All these previous studies revealed the presence and frequent association of Ignatzschineria and Wohlfahrtiimonas with different insect species. The presence and quantification of both bacterial genera in necrophagous insect species can provide data on body colonization even in the absence of adults and/or immature stages. This could happen, as previously mentioned, during the crime scene investigation or autopsy sampling where, regardless of the reason, the insect evidence is overlooked, especially at the beginning of insect colonization (i.e. egg clusters). However, this information could be used in the absence and/or presence of entomological evidence, in order to bring additional information about the colonization time, throughout the bacterial quantitative time related presence.

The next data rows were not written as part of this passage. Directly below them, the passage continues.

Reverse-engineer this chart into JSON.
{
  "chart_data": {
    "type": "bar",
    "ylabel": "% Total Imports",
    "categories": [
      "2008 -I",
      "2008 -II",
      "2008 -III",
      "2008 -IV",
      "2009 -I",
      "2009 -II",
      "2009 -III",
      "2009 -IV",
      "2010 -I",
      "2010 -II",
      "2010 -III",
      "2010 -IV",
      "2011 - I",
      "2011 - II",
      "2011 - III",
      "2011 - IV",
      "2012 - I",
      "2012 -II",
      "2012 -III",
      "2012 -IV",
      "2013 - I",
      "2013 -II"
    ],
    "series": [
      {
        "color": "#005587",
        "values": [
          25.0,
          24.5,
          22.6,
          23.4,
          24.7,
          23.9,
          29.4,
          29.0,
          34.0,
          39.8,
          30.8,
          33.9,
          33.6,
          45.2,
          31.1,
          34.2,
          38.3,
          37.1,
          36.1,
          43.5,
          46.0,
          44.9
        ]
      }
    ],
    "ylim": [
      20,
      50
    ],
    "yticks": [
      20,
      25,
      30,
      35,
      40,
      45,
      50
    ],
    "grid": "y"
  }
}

In the current survey, both Ignatzschineria and Wohlfahrtiimonas taxa were identified from insects and liver tissue samples, with comparable values for the pork liver substrate, suggesting that they can be used as potential bacterial markers for insect colonization, supporting the base hypothesis of this experiment.

Although further investigations targeting these bacterial species are required to confirm their role as colonization biomarkers using various feeding substrates, larvae tissues and conditions, this report highlights for the first time the applicative potential in forensic sciences of these two bacterial species.